Así lucía Sloterdijk Ámsterdam, en mi primer día

Le puse este título a este post, porque me gusta, no creo que tenga mucho que ver con el texto, aunque pensándolo bien si. Así de ambiguo pueden llegar a ser las cosas en estos tiempos.

Desde Octubre del año pasado, mi vida ha venido cambiando de manera muy radical, sin que esto haya tenido que ver con algún plan preconcebido. El reacomodo a las nuevas opciones que se me han ido presentando, me ha absorbido mucho, quitándome tiempo, y como pudieron haberse dado cuenta, obligándome a abandonar, aunque no del todo, a este “Peor en Nada”.

No les voy a contar los detalles, no quisiera aburrirlos, pero si les diré que efectivamente esta situación me ha fortalecido de manera evidente, yo lo siento así, los que están cerca de mi han sido muy importantes en el soporte ante esta gran revolución, María, Andrés y Daniel, siempre sonrieron y pusieron toda su confianza en mi, mientras yo me despedía con mucha tristeza de un montón de ilusiones y abandonaba la gran sensación de confort que da la seguridad de lo establecido. Mi hermano Mario, siempre empujándome al optimismo. Mis grandes amigos, los encontrados en estas tierras, fueron otro apoyo incondicional, no los voy a nombrar, ellos saben quienes son y lo importantes que son para nosotros.

Pero siempre, por muy terrible que las cosas parezcan, lo que ocurre, siempre termina siendo lo mejor. La vida se desarma en un rato, y es nuestra obligación rearmarla, casi siempre tardamos un poco más, pero finalmente terminamos haciéndolo mucho mejor y con la experiencia capitalizada.

No pretendo escribir un post de autoayuda, pero es cierto que hay que convertir los reveses en oportunidades, en este caso yo lo he hecho así.

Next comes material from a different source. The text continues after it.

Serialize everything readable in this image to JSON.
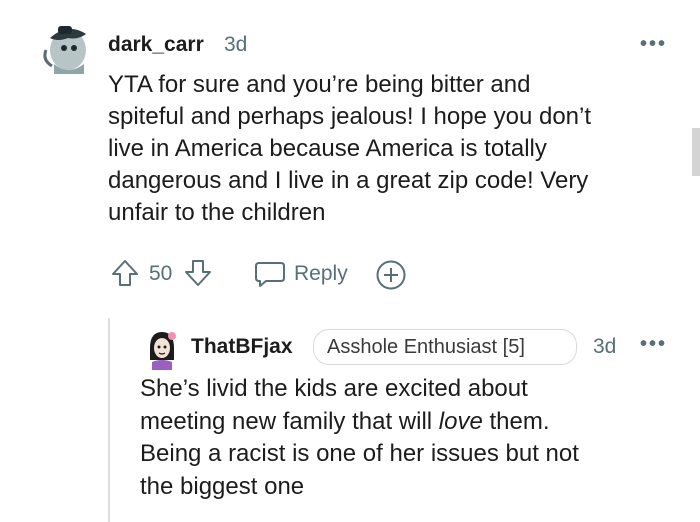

Así que, desde hace dos semanas, estoy viviendo mi gran nueva aventura, para hacerlo, me toca ir a Ámsterdam todos los días en tren, un poco mas de una hora, pero es un viaje muy interesante y diferente cada día. Así que todas las mañanas muy temprano, me dirijo todo emperifollado y perfumadito a esa gran ciudad, ¿saben para que? Pues si, voy a mi nuevo trabajo. ¿Hablábamos de cambios? Pues bueno en eso yo me estoy convirtiendo en todo un experto. Pues después de haber estado separado de mi carrera de computación por muchos años, ahora y contra todo pronóstico, he empezado a trabajar en una empresa muy importante que se dedica a eso mismo. Les confieso que esto de reencontrarme con mi profesión, que tantas alegrías me había dado, me resulta muy estimulante, además de ser un gran reto. Con mucha alegría descubro día a día, que la experiencia y el conocimiento que se encontraban en estado catatónico adormiladas en alguna parte de mi cerebro, empiezan a aflorar, dejando en evidencia al computista que hibernaba en mi. Releo esto y me suena muy divertido.

Ahora como todo un muchacho recién graduado, luzco orgulloso el carné magnético, que me permite el acceso al edificio de esta gran empresa, dejando ver una gran sonrisa en mi foto.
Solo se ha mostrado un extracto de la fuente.